On Wed, Jun 10, 2020 at 4:15 AM Aufiero notifications@github.com wrote:

It's seems ok, you should not get any error since your targetsFTS_gr$upGR$type[1] or targetsFTS_gr$downGR$type[1] is equals to ie.

I did a test and if you have targetsFTS_gr$upGR$type[1] or targetsFTS_gr$downGR$type[1] equals to NA you get that error message, but there should be an NA value in there. Could you maybe rerun targetsFTS_gr<- getSeqsFromGRs(...) and check that again?

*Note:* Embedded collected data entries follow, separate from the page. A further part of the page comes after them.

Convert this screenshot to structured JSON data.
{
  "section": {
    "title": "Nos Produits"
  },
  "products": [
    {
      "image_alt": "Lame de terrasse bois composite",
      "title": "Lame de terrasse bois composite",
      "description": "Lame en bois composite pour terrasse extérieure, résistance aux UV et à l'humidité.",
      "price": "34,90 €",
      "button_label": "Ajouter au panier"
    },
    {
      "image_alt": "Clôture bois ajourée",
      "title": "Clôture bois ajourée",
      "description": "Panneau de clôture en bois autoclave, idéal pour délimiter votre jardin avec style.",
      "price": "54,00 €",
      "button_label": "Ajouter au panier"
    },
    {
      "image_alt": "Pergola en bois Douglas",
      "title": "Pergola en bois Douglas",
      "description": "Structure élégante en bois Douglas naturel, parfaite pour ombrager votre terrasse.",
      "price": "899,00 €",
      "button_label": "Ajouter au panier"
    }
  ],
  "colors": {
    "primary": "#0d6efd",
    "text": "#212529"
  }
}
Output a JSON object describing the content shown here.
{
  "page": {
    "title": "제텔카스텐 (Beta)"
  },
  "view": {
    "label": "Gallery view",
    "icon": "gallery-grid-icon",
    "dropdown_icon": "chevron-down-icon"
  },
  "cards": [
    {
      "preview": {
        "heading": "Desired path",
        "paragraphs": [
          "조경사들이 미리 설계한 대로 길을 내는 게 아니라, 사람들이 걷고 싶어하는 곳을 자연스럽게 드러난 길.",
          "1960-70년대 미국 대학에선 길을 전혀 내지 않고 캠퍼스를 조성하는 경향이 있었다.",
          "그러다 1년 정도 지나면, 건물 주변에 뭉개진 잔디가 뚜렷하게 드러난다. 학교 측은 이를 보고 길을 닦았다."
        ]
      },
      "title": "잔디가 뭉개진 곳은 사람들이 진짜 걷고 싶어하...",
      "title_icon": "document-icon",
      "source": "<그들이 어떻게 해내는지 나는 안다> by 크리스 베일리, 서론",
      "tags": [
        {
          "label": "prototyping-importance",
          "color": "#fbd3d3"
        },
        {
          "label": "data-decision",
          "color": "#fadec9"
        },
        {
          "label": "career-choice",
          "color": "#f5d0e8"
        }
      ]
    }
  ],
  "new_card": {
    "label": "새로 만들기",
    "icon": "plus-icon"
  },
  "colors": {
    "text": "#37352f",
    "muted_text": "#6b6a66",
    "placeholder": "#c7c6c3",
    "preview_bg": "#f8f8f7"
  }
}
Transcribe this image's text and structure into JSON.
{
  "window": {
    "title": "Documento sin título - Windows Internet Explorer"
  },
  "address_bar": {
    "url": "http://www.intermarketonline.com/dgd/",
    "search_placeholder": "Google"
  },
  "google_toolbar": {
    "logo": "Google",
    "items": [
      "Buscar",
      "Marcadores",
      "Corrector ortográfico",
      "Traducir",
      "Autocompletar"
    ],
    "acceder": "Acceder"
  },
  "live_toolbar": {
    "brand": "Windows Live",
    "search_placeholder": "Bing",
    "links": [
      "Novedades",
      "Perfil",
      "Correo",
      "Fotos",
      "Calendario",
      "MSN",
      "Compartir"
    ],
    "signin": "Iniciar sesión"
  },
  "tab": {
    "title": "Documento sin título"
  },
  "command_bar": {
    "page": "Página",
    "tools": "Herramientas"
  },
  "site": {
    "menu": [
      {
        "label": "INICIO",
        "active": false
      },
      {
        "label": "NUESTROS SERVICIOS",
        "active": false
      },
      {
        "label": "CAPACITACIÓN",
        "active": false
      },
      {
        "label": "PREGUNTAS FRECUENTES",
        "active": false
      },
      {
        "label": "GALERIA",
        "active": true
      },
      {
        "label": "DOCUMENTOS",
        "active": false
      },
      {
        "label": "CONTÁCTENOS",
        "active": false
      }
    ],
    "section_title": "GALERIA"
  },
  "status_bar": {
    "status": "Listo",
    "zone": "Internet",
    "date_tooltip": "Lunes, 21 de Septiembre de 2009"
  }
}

— You are receiving this because you authored the thread. Reply to this email directly, view it on GitHub https://github.com/Aufiero/circRNAprofiler/issues/2#issuecomment-641933693, or unsubscribe https://github.com/notifications/unsubscribe-auth/AO5TFUGCW7S752AA6HWCW3DRV5TLVANCNFSM4NP6QELQ .

-- Regards, Aayushi

Aufiero commented 4 years ago

Hi Aayushi, thanks, and thanks to you that reported the issues so that I can improve the code.

About the chrM/chrMT bugs, in the development version of circRNAprofiler (not in the release) it should be solved.

You can install the devel version of circRNAprofiler with:

BiocManager::install(version='devel')
BiocManager::install("circRNAprofiler")

I'll now close the issue that you opened on Github.